ヤングはそう言うと、再び銃を構え、異形の胸あたりに発砲した。弾は少しそれ、異形の皮膚を少し削り、袋を破裂させた。その瞬間、袋の中から無数の羽虫が飛び出した。羽虫たちはあたりを少し飛び回ると、一斉にこっちに向かって突っ込んできた。

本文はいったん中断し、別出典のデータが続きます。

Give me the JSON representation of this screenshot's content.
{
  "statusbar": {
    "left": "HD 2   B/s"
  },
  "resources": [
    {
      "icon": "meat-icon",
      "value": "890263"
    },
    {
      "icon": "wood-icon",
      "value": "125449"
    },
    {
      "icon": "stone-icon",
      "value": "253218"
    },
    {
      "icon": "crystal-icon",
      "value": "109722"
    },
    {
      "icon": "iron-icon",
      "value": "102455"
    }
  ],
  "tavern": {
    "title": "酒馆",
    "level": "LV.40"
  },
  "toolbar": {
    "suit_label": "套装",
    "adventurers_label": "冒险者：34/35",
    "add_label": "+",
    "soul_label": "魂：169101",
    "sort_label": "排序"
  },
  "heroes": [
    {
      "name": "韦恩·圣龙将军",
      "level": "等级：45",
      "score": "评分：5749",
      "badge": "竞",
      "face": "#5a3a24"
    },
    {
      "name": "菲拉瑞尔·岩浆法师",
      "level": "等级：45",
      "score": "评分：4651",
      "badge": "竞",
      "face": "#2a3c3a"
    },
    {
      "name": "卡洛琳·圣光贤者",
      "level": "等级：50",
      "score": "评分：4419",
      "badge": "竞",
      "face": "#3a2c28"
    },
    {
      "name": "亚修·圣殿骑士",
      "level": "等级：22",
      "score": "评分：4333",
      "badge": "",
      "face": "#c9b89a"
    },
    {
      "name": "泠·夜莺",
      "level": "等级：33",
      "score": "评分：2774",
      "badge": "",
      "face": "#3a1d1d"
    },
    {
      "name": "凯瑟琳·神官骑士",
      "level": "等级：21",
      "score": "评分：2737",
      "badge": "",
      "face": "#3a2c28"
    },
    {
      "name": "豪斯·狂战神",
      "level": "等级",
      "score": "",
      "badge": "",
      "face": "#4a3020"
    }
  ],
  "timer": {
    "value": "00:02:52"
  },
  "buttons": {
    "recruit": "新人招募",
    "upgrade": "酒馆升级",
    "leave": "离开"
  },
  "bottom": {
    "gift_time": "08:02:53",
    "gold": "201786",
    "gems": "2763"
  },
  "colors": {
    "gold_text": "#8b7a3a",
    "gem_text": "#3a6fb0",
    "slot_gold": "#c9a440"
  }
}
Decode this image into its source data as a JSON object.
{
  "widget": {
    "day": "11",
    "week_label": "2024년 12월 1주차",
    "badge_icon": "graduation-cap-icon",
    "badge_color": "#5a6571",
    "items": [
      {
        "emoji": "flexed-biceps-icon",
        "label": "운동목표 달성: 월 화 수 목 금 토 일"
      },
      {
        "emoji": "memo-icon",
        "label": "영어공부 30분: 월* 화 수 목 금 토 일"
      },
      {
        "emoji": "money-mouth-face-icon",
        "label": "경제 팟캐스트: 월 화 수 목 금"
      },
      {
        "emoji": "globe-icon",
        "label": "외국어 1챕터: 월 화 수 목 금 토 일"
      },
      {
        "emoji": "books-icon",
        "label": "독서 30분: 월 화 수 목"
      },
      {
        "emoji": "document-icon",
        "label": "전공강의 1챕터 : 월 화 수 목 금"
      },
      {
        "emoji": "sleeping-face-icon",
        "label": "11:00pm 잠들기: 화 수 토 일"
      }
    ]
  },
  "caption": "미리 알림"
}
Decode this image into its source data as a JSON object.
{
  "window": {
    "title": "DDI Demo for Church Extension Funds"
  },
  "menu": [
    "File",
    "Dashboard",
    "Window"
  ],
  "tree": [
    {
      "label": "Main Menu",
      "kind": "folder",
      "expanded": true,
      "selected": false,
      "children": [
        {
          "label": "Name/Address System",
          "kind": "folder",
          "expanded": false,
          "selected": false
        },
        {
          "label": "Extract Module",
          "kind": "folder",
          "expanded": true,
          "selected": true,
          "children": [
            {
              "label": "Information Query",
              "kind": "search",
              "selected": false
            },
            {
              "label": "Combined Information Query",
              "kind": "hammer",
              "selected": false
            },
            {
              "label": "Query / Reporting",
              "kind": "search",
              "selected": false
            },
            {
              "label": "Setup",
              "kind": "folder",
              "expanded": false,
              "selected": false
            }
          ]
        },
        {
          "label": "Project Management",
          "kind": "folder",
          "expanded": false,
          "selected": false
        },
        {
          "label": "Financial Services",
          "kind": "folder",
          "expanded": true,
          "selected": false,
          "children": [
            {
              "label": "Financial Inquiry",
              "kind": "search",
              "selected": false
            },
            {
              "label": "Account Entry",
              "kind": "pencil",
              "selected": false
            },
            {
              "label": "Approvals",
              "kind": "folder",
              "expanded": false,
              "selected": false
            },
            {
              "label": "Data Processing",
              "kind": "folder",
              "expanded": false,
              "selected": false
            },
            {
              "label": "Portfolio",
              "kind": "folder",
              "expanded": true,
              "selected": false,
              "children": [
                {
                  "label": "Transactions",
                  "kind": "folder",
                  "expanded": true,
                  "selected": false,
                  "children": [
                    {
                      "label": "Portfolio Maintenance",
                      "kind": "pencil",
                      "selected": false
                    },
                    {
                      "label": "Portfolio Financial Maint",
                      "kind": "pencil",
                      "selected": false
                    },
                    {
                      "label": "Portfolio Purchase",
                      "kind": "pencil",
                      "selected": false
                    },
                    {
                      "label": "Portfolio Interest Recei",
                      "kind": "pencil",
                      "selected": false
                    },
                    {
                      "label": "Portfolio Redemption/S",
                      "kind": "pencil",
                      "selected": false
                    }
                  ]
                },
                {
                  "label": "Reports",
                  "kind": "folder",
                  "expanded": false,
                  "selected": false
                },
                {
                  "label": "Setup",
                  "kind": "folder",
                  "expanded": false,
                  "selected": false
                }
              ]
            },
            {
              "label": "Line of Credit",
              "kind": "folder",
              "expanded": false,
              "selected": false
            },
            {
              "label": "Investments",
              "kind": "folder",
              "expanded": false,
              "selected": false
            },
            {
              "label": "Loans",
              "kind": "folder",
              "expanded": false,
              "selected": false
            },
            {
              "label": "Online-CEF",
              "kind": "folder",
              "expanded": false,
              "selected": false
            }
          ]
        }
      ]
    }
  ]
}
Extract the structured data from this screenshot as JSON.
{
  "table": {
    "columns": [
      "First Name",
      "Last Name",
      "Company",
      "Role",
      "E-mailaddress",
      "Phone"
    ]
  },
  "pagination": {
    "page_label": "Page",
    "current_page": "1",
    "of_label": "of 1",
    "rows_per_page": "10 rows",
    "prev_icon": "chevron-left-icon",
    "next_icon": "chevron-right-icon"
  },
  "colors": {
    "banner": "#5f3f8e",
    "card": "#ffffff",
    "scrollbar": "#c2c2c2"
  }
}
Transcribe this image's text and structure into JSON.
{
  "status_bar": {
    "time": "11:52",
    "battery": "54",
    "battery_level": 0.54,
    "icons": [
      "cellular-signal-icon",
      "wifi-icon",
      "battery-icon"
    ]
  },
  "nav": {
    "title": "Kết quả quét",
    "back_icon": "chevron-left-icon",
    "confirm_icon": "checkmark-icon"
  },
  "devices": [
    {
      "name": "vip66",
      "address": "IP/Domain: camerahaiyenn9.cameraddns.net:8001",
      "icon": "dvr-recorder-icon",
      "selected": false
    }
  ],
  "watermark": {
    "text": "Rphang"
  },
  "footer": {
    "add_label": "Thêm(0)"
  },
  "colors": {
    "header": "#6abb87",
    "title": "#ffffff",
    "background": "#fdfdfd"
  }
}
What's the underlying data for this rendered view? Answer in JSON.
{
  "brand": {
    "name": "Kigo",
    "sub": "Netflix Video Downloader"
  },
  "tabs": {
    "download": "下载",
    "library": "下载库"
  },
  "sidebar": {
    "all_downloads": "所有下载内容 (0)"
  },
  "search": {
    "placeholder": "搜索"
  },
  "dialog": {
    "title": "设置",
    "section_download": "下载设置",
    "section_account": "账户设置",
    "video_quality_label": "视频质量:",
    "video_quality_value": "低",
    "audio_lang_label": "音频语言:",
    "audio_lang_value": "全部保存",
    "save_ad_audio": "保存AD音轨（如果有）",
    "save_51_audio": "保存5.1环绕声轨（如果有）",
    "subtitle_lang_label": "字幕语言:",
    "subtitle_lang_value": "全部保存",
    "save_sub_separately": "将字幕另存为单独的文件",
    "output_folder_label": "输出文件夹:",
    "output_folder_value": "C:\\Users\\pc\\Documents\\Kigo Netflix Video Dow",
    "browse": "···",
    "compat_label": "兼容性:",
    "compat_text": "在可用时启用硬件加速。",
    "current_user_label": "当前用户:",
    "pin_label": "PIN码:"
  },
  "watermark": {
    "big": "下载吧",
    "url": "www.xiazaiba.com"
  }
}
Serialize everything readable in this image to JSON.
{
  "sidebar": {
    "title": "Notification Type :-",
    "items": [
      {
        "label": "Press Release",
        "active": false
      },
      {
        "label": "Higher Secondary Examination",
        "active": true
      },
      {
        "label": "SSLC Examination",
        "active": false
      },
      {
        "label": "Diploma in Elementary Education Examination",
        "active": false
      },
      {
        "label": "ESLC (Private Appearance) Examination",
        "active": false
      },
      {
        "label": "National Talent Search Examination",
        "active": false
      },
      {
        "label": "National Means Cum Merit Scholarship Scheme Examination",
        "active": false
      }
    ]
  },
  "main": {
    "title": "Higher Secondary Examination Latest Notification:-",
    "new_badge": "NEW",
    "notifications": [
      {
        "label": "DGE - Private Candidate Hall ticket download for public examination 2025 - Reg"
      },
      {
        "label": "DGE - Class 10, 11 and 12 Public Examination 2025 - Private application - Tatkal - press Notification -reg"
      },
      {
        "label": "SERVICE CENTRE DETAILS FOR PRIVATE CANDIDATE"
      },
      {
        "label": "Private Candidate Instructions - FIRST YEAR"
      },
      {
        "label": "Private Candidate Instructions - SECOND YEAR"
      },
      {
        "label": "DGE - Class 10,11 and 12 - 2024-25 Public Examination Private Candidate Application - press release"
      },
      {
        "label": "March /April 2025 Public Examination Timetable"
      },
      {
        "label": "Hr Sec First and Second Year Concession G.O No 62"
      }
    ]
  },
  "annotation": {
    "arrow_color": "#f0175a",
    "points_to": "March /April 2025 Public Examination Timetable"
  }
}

 あたりに悲鳴が響いた。一部の羽虫は目や鼻、耳などから侵入し、臓器に直接ダメージを与えてきた。また一部の羽虫は皮膚にとまり、小さいながら凶悪なあごで、皮膚の肉を削った。たまらずルーグは全身に鱗をまとった。

「こいつら、全部異形か!」

羽虫の攻撃を鱗で防ぎながら、少し高い所へと飛び上がり、元凶を探す。すると、北の方の、開けた場所を逃げる人影が見えた。

「見つけた!」

そう言うなりルーグはその方向に向かって走り出した。変身後の脚力は凄まじく、あっという間に追いついて、取り押さえた。よく見ればかなり痩せこけており、なんとも情けない顔をしていた。

「おとなしくしろ!そうすれば悪いようにはしない。」

ルーグが言い放つ。異形は歯をガチガチと鳴らし、ぼそぼそと何かつぶやき始めた。

「ちくしょうなんで俺だけがこんな目にあわなきゃいけねえんだ…あいつだって同じ異形なのにいい思いしやがって…」

「あいつ?何のことだ?」

ルーグが問うと、声を大きくして答えてきた。

「俺と同じ異形のくせに、ゼログループ内でいい思いしてるやつがいるんだ!許せえだろ!いっつもにやにやしやがって気味が悪い!」

ルーグの頭の中には、あの日の忌むべき異形の顔が浮かんでいた。張り付いたような、あの狂気的な笑み、どうしても頭の中で結び付けてしまっていた。異形はその動揺を見逃さず、懐からナイフを取り出し、ルーグの胸へと狙いを定めた。瞬間、後ろから追いついてきたスノが剣を振り、ナイフを根元からへし折った。異形が驚きの声を上げる暇もなく、即座に異形の両腕を切り落とし、首をはねた。

「ちょっと、大丈夫?」

ルーグはスノの声で正気に戻った。

「向こうのほうでけが人が出てるわ。ボーっとしてないで運ぶの手伝って。」

「あ、ああ…悪い。」

甚大な被害を負った3番隊を森の外へと運び、この日の任務は終了した。ルーグの胸には、あの異形の発言がずっと引っかかっていた。